Alcune tra le vittime, con il loro gesto estremo, riescono a guadagnare le prime pagine dei giornali, come l'imprenditore bolognese che si è tolto la vita dandosi fuoco davanti alla sede dell'Agenzia delle Entrate. Altri, come il suo emulo che qualche giorno fa si è suicidato allo stesso modo a Bolzano, non fanno nemmeno più notizia, e diventano soltanto un altro numero per le statistiche. E poi ci sono i tentati suicidi, quelli che fortunatamente sopravvivono ma ingrossano ugualmente a decine il tragico bilancio della disperazione. 

Qualcuno prova a reagire, come può. Come la neonata associazione "Speranzaallavoro", voluta dai familiari delle vittime insieme al sindacato Filca Cisl è all'associazione di consumatori Adiconsum. «Per rompere il silenzio e la solitudine in cui sono immersi tanti lavoratori, consumatori, piccoli imprenditori e le loro famiglie a causa della pressione fiscale e della crisi economica», come recita il manifesto dell'associazione. Chiamano i suicidi "omicidi bianchi", proprio come le morti sul lavoro. Anche loro in fondo sono vittime del lavoro. Di un lavoro che hanno creato, costruito e difeso con le unghie e con i denti, e si sono visti strappare dalla crisi economica, da uno stato cieco e sordo, da una fiscalità vampiresca al limite del latrocinio, e da un sistema bancario così avido da somigliare all'usura. 

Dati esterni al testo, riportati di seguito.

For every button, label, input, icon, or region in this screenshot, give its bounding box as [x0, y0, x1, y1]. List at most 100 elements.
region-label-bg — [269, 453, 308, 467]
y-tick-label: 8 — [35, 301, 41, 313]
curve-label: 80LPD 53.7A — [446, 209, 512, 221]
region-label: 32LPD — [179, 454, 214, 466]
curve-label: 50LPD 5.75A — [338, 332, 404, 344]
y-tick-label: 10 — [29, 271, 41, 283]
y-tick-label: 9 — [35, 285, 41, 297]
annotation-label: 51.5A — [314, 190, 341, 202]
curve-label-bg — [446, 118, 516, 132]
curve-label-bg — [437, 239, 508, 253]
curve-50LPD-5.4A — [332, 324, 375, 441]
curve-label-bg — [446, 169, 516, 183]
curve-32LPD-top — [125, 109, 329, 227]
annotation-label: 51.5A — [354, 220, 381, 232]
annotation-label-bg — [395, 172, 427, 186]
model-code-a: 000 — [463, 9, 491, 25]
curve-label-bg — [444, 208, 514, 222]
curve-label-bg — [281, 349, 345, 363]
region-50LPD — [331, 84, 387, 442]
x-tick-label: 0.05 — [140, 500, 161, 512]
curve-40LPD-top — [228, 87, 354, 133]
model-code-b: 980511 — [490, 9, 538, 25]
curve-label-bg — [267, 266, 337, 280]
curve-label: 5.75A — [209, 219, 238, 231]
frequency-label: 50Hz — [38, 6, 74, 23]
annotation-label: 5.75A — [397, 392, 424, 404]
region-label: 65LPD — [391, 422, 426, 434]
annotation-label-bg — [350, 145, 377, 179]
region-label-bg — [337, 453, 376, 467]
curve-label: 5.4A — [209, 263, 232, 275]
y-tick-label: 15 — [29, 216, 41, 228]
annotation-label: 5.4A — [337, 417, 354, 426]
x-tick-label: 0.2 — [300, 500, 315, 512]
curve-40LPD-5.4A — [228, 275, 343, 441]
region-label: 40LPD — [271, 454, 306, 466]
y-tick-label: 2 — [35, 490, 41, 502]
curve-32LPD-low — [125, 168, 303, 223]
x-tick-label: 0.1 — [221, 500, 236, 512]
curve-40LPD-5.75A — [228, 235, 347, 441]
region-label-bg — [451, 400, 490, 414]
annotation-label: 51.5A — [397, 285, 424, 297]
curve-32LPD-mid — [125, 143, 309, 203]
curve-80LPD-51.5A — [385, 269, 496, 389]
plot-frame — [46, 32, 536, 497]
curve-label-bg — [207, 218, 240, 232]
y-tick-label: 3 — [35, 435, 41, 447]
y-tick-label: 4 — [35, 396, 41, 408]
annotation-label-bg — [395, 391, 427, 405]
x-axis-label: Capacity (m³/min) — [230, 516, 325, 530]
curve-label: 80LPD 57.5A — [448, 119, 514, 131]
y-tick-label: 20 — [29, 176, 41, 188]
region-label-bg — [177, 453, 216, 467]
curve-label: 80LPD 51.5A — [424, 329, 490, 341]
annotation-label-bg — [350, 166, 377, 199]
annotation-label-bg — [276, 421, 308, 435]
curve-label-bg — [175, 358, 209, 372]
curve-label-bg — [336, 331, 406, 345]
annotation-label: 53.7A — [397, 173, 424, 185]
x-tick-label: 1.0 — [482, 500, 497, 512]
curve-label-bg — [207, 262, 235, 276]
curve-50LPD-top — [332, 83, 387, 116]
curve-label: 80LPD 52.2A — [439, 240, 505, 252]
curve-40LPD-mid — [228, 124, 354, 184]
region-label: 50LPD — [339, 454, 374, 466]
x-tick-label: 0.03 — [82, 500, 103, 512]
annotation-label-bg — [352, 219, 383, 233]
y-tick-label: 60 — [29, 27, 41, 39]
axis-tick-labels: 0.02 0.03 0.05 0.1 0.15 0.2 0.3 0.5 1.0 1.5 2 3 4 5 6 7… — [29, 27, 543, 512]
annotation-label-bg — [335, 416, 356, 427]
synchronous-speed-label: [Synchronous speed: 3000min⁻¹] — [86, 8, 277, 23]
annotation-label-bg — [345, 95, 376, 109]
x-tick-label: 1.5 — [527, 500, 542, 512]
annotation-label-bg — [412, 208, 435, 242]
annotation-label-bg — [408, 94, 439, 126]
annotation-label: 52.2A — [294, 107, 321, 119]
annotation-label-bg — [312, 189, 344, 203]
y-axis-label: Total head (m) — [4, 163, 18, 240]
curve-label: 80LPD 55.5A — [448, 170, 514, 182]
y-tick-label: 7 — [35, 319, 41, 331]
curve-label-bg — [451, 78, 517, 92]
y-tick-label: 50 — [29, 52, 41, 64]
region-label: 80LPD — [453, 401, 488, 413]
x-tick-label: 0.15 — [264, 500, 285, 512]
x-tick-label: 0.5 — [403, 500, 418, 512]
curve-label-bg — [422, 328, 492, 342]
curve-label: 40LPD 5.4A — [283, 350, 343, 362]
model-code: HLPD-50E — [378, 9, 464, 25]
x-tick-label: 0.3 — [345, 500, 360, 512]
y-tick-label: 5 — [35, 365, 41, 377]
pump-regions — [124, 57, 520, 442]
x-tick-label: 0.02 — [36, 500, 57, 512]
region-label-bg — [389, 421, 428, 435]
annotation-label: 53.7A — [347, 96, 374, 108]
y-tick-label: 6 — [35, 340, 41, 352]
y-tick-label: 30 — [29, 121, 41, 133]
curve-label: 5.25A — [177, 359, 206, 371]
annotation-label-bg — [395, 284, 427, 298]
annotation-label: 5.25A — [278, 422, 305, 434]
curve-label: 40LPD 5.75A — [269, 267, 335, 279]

La Regione Veneto ha approvato ieri un fondo di emergenza per aiutare gli imprenditori in crisi. E lo stato che fa? Scatena la caccia alle streghe contro i fantomatici parassiti di stato, mentre quelli veri continuano ad ingrassare con emolumenti milionari nelle poltrone della pubblica amministrazione. E mentre con una mano impone rigore e austerità alla nazione, con l'altra divora tra sprechi e ruberie il sangue spremuto al contribuente.